The role-based structure, while powerful for consistency, can feel constraining if you're used to freeform AI assistance. Want Claude to simultaneously act as designer and engineer while considering business constraints? You'll need to invoke multiple skills sequentially (/office-hours, then /design-review, then /review) rather than having a single fluid conversation. Some developers find this workflow compartmentalization helpful; others find it interrupts their flow state. The framework optimizes for reproducible quality over conversational flexibility.

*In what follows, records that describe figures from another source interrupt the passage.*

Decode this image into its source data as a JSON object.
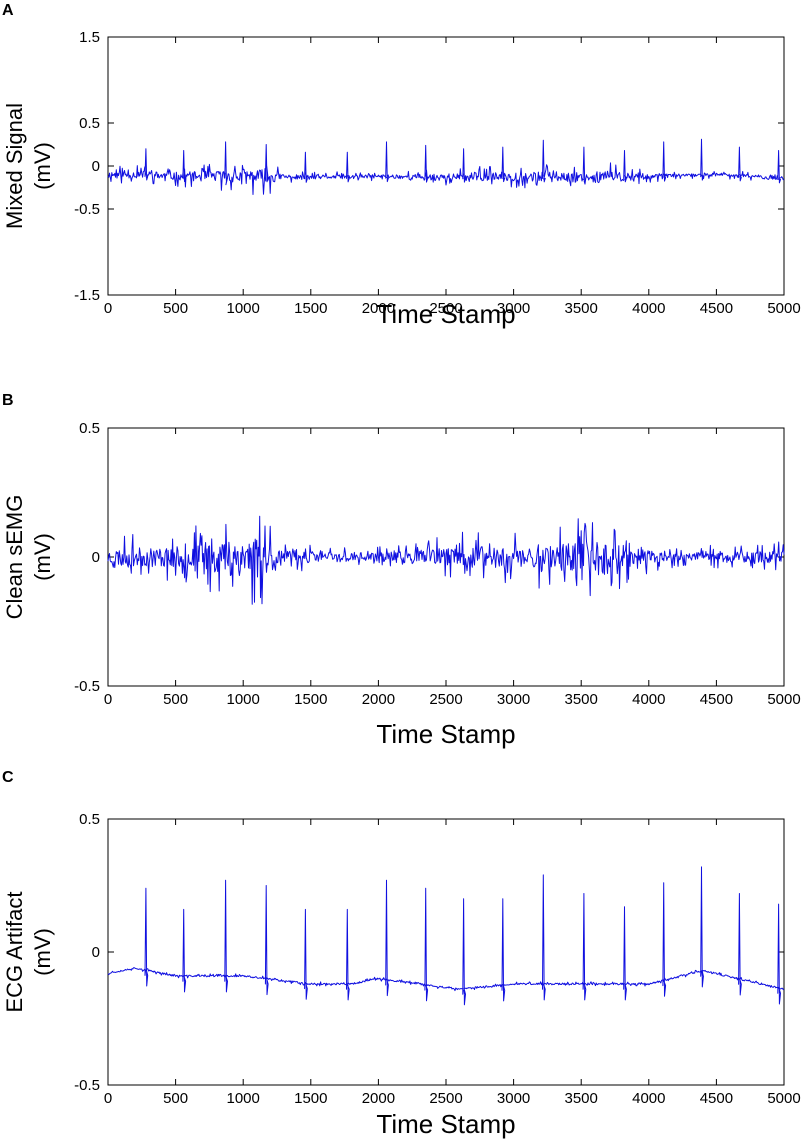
{
  "chart_data": [
    {
      "panel_label": "A",
      "type": "line",
      "xlabel": "Time Stamp",
      "ylabel": [
        "Mixed Signal",
        "(mV)"
      ],
      "xlim": [
        0,
        5000
      ],
      "ylim": [
        -1.5,
        1.5
      ],
      "xticks": [
        "0",
        "500",
        "1000",
        "1500",
        "2000",
        "2500",
        "3000",
        "3500",
        "4000",
        "4500",
        "5000"
      ],
      "yticks": [
        "1.5",
        "0.5",
        "0",
        "-0.5",
        "-1.5"
      ],
      "ytick_values": [
        1.5,
        0.5,
        0,
        -0.5,
        -1.5
      ],
      "series": [
        {
          "color": "#1010e0",
          "baseline_points": [
            [
              0,
              -0.1
            ],
            [
              250,
              -0.1
            ],
            [
              500,
              -0.12
            ],
            [
              1000,
              -0.12
            ],
            [
              1500,
              -0.13
            ],
            [
              2000,
              -0.12
            ],
            [
              2500,
              -0.13
            ],
            [
              3000,
              -0.12
            ],
            [
              3500,
              -0.13
            ],
            [
              4000,
              -0.12
            ],
            [
              4500,
              -0.1
            ],
            [
              5000,
              -0.14
            ]
          ],
          "spike_peaks": [
            [
              280,
              0.2
            ],
            [
              560,
              0.18
            ],
            [
              870,
              0.28
            ],
            [
              1170,
              0.25
            ],
            [
              1460,
              0.16
            ],
            [
              1770,
              0.16
            ],
            [
              2060,
              0.28
            ],
            [
              2350,
              0.24
            ],
            [
              2630,
              0.2
            ],
            [
              2920,
              0.22
            ],
            [
              3220,
              0.3
            ],
            [
              3520,
              0.22
            ],
            [
              3820,
              0.18
            ],
            [
              4110,
              0.28
            ],
            [
              4390,
              0.31
            ],
            [
              4670,
              0.22
            ],
            [
              4960,
              0.18
            ]
          ],
          "noise_envelope": [
            [
              0,
              0.1
            ],
            [
              500,
              0.12
            ],
            [
              800,
              0.16
            ],
            [
              1000,
              0.22
            ],
            [
              1200,
              0.2
            ],
            [
              1300,
              0.07
            ],
            [
              2000,
              0.05
            ],
            [
              2500,
              0.1
            ],
            [
              3000,
              0.14
            ],
            [
              3400,
              0.15
            ],
            [
              3700,
              0.17
            ],
            [
              3900,
              0.1
            ],
            [
              4200,
              0.04
            ],
            [
              5000,
              0.06
            ]
          ]
        }
      ]
    },
    {
      "panel_label": "B",
      "type": "line",
      "xlabel": "Time Stamp",
      "ylabel": [
        "Clean sEMG",
        "(mV)"
      ],
      "xlim": [
        0,
        5000
      ],
      "ylim": [
        -0.5,
        0.5
      ],
      "xticks": [
        "0",
        "500",
        "1000",
        "1500",
        "2000",
        "2500",
        "3000",
        "3500",
        "4000",
        "4500",
        "5000"
      ],
      "yticks": [
        "0.5",
        "0",
        "-0.5"
      ],
      "ytick_values": [
        0.5,
        0,
        -0.5
      ],
      "series": [
        {
          "color": "#1010e0",
          "baseline_points": [
            [
              0,
              0
            ],
            [
              5000,
              0
            ]
          ],
          "spike_peaks": [],
          "noise_envelope": [
            [
              0,
              0.08
            ],
            [
              500,
              0.1
            ],
            [
              800,
              0.15
            ],
            [
              1050,
              0.22
            ],
            [
              1200,
              0.18
            ],
            [
              1300,
              0.06
            ],
            [
              2000,
              0.04
            ],
            [
              2500,
              0.09
            ],
            [
              3000,
              0.12
            ],
            [
              3400,
              0.14
            ],
            [
              3650,
              0.18
            ],
            [
              3900,
              0.08
            ],
            [
              4200,
              0.04
            ],
            [
              5000,
              0.06
            ]
          ]
        }
      ]
    },
    {
      "panel_label": "C",
      "type": "line",
      "xlabel": "Time Stamp",
      "ylabel": [
        "ECG Artifact",
        "(mV)"
      ],
      "xlim": [
        0,
        5000
      ],
      "ylim": [
        -0.5,
        0.5
      ],
      "xticks": [
        "0",
        "500",
        "1000",
        "1500",
        "2000",
        "2500",
        "3000",
        "3500",
        "4000",
        "4500",
        "5000"
      ],
      "yticks": [
        "0.5",
        "0",
        "-0.5"
      ],
      "ytick_values": [
        0.5,
        0,
        -0.5
      ],
      "series": [
        {
          "color": "#1010e0",
          "baseline_points": [
            [
              0,
              -0.08
            ],
            [
              200,
              -0.06
            ],
            [
              500,
              -0.09
            ],
            [
              1000,
              -0.09
            ],
            [
              1500,
              -0.12
            ],
            [
              1800,
              -0.12
            ],
            [
              2000,
              -0.1
            ],
            [
              2600,
              -0.14
            ],
            [
              3000,
              -0.12
            ],
            [
              3500,
              -0.12
            ],
            [
              4000,
              -0.12
            ],
            [
              4400,
              -0.07
            ],
            [
              5000,
              -0.14
            ]
          ],
          "spike_peaks": [
            [
              280,
              0.24
            ],
            [
              560,
              0.16
            ],
            [
              870,
              0.27
            ],
            [
              1170,
              0.25
            ],
            [
              1460,
              0.16
            ],
            [
              1770,
              0.16
            ],
            [
              2060,
              0.27
            ],
            [
              2350,
              0.24
            ],
            [
              2630,
              0.2
            ],
            [
              2920,
              0.2
            ],
            [
              3220,
              0.29
            ],
            [
              3520,
              0.22
            ],
            [
              3820,
              0.17
            ],
            [
              4110,
              0.26
            ],
            [
              4390,
              0.32
            ],
            [
              4670,
              0.22
            ],
            [
              4960,
              0.18
            ]
          ],
          "noise_envelope": [
            [
              0,
              0.008
            ],
            [
              5000,
              0.008
            ]
          ]
        }
      ]
    }
  ]
}
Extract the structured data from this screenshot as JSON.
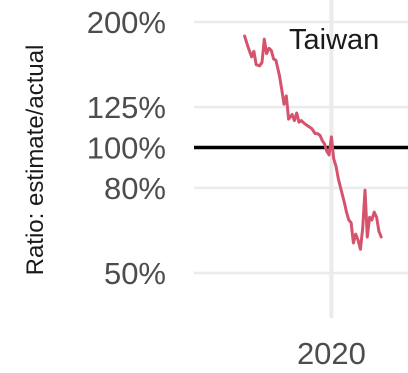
{
  "chart_data": {
    "type": "line",
    "title": "",
    "xlabel": "",
    "ylabel": "Ratio: estimate/actual",
    "y_scale": "log",
    "ylim": [
      0.44,
      2.05
    ],
    "xlim": [
      2018.0,
      2020.8
    ],
    "y_ticks": [
      {
        "value": 2.0,
        "label": "200%"
      },
      {
        "value": 1.25,
        "label": "125%"
      },
      {
        "value": 1.0,
        "label": "100%"
      },
      {
        "value": 0.8,
        "label": "80%"
      },
      {
        "value": 0.5,
        "label": "50%"
      }
    ],
    "x_ticks": [
      {
        "value": 2020,
        "label": "2020"
      }
    ],
    "reference_line": {
      "value": 1.0,
      "color": "#000000"
    },
    "grid": true,
    "series": [
      {
        "name": "Taiwan",
        "color": "#D6536D",
        "points": [
          [
            2019.25,
            1.85
          ],
          [
            2019.28,
            1.74
          ],
          [
            2019.31,
            1.65
          ],
          [
            2019.33,
            1.7
          ],
          [
            2019.35,
            1.58
          ],
          [
            2019.38,
            1.57
          ],
          [
            2019.4,
            1.6
          ],
          [
            2019.42,
            1.82
          ],
          [
            2019.44,
            1.68
          ],
          [
            2019.46,
            1.73
          ],
          [
            2019.48,
            1.71
          ],
          [
            2019.5,
            1.63
          ],
          [
            2019.52,
            1.62
          ],
          [
            2019.55,
            1.49
          ],
          [
            2019.57,
            1.38
          ],
          [
            2019.59,
            1.27
          ],
          [
            2019.61,
            1.33
          ],
          [
            2019.63,
            1.17
          ],
          [
            2019.66,
            1.2
          ],
          [
            2019.68,
            1.16
          ],
          [
            2019.7,
            1.21
          ],
          [
            2019.72,
            1.15
          ],
          [
            2019.74,
            1.16
          ],
          [
            2019.77,
            1.14
          ],
          [
            2019.79,
            1.13
          ],
          [
            2019.81,
            1.12
          ],
          [
            2019.83,
            1.11
          ],
          [
            2019.86,
            1.08
          ],
          [
            2019.88,
            1.08
          ],
          [
            2019.9,
            1.07
          ],
          [
            2019.92,
            1.04
          ],
          [
            2019.94,
            1.02
          ],
          [
            2019.96,
            0.98
          ],
          [
            2019.98,
            0.96
          ],
          [
            2020.0,
            1.06
          ],
          [
            2020.02,
            0.94
          ],
          [
            2020.04,
            0.9
          ],
          [
            2020.06,
            0.84
          ],
          [
            2020.09,
            0.78
          ],
          [
            2020.11,
            0.74
          ],
          [
            2020.13,
            0.7
          ],
          [
            2020.15,
            0.67
          ],
          [
            2020.17,
            0.66
          ],
          [
            2020.19,
            0.59
          ],
          [
            2020.21,
            0.62
          ],
          [
            2020.23,
            0.6
          ],
          [
            2020.25,
            0.57
          ],
          [
            2020.27,
            0.64
          ],
          [
            2020.29,
            0.79
          ],
          [
            2020.31,
            0.61
          ],
          [
            2020.33,
            0.68
          ],
          [
            2020.35,
            0.67
          ],
          [
            2020.37,
            0.7
          ],
          [
            2020.39,
            0.68
          ],
          [
            2020.41,
            0.63
          ],
          [
            2020.43,
            0.61
          ]
        ]
      }
    ]
  }
}
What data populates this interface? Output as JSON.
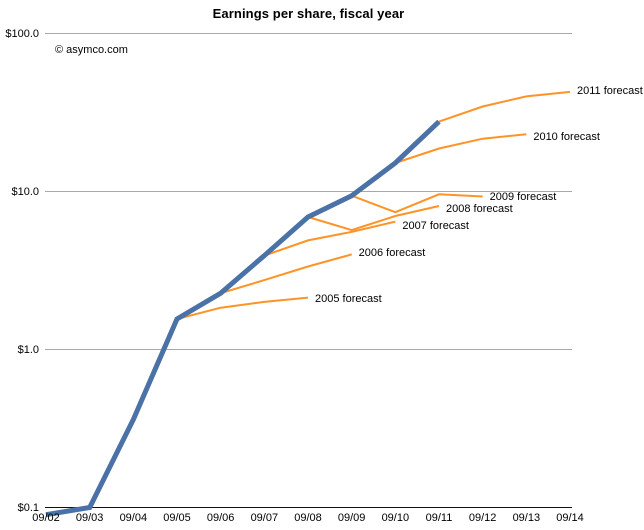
{
  "title": "Earnings per share, fiscal year",
  "watermark": "© asymco.com",
  "colors": {
    "actual": "#4a72a6",
    "forecast": "#ff9326",
    "gridline": "#a8a8a8",
    "axis": "#111111",
    "text": "#000000"
  },
  "chart_data": {
    "type": "line",
    "title": "Earnings per share, fiscal year",
    "y_scale": "log",
    "ylim": [
      0.1,
      100
    ],
    "grid": true,
    "legend": "inline-labels-at-line-ends",
    "xlabel": "",
    "ylabel": "",
    "x_categories": [
      "09/02",
      "09/03",
      "09/04",
      "09/05",
      "09/06",
      "09/07",
      "09/08",
      "09/09",
      "09/10",
      "09/11",
      "09/12",
      "09/13",
      "09/14"
    ],
    "y_ticks": [
      {
        "label": "$100.0",
        "value": 100,
        "is_axis": false
      },
      {
        "label": "$10.0",
        "value": 10,
        "is_axis": false
      },
      {
        "label": "$1.0",
        "value": 1,
        "is_axis": false
      },
      {
        "label": "$0.1",
        "value": 0.1,
        "is_axis": true
      }
    ],
    "series": [
      {
        "name": "actual-eps",
        "role": "actual",
        "start": "09/02",
        "values": [
          0.09,
          0.1,
          0.36,
          1.56,
          2.27,
          3.93,
          6.9,
          9.4,
          15.15,
          27.7
        ],
        "label": null,
        "label_dy": 0
      },
      {
        "name": "2005-forecast",
        "role": "forecast",
        "start": "09/05",
        "values": [
          1.56,
          1.84,
          2.0,
          2.13
        ],
        "label": "2005 forecast",
        "label_dy": 2
      },
      {
        "name": "2006-forecast",
        "role": "forecast",
        "start": "09/06",
        "values": [
          2.27,
          2.75,
          3.35,
          4.0
        ],
        "label": "2006 forecast",
        "label_dy": -1
      },
      {
        "name": "2007-forecast",
        "role": "forecast",
        "start": "09/07",
        "values": [
          3.93,
          4.9,
          5.55,
          6.45
        ],
        "label": "2007 forecast",
        "label_dy": 5
      },
      {
        "name": "2008-forecast",
        "role": "forecast",
        "start": "09/08",
        "values": [
          6.9,
          5.7,
          7.0,
          8.1
        ],
        "label": "2008 forecast",
        "label_dy": 4
      },
      {
        "name": "2009-forecast",
        "role": "forecast",
        "start": "09/09",
        "values": [
          9.4,
          7.4,
          9.6,
          9.3
        ],
        "label": "2009 forecast",
        "label_dy": 1
      },
      {
        "name": "2010-forecast",
        "role": "forecast",
        "start": "09/10",
        "values": [
          15.15,
          18.7,
          21.6,
          23.0
        ],
        "label": "2010 forecast",
        "label_dy": 3
      },
      {
        "name": "2011-forecast",
        "role": "forecast",
        "start": "09/11",
        "values": [
          27.7,
          34.5,
          40.0,
          42.7
        ],
        "label": "2011 forecast",
        "label_dy": 0
      }
    ]
  }
}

The productivity metrics, while transparently documented, come from Tan's own repositories and workflow patterns. A founder shipping MVPs quickly will see different results than a team maintaining a legacy enterprise application. The 23 skills are opinionated toward rapid iteration and startup workflows—there's no '/compliance-check' for regulated industries, no '/legacy-migration' for brownfield refactoring, no '/performance-profiling' for optimization-heavy work. You can add custom skills, but the out-of-box personas reflect a specific development philosophy.
Verdict
Use gstack if you're already invested in Claude Code and want structured, repeatable workflows for AI-assisted development—especially valuable for technical founders who ship code solo but need systematic review processes. The role-based approach shines when you're context-switching between strategic decisions, implementation, and quality assurance. Team mode's auto-update mechanism via Git hooks solves real version drift problems for small teams sharing AI tooling. The browser automation in /qa provides unique runtime validation capabilities missing from most AI coding assistants. Skip it if you're not using Claude Code (porting is nontrivial), prefer freeform AI conversations over structured commands, or work in heavily regulated domains where the out-of-box personas don't match your compliance requirements. Also skip if you're evaluating AI coding tools across multiple providers—gstack's value proposition is Claude-specific, and you'll want ecosystem flexibility while the AI coding landscape remains volatile. The learning curve is minimal (slash commands are discoverable), but the payoff requires embracing the full methodology: treating AI assistance as a team of specialists rather than a single general-purpose assistant.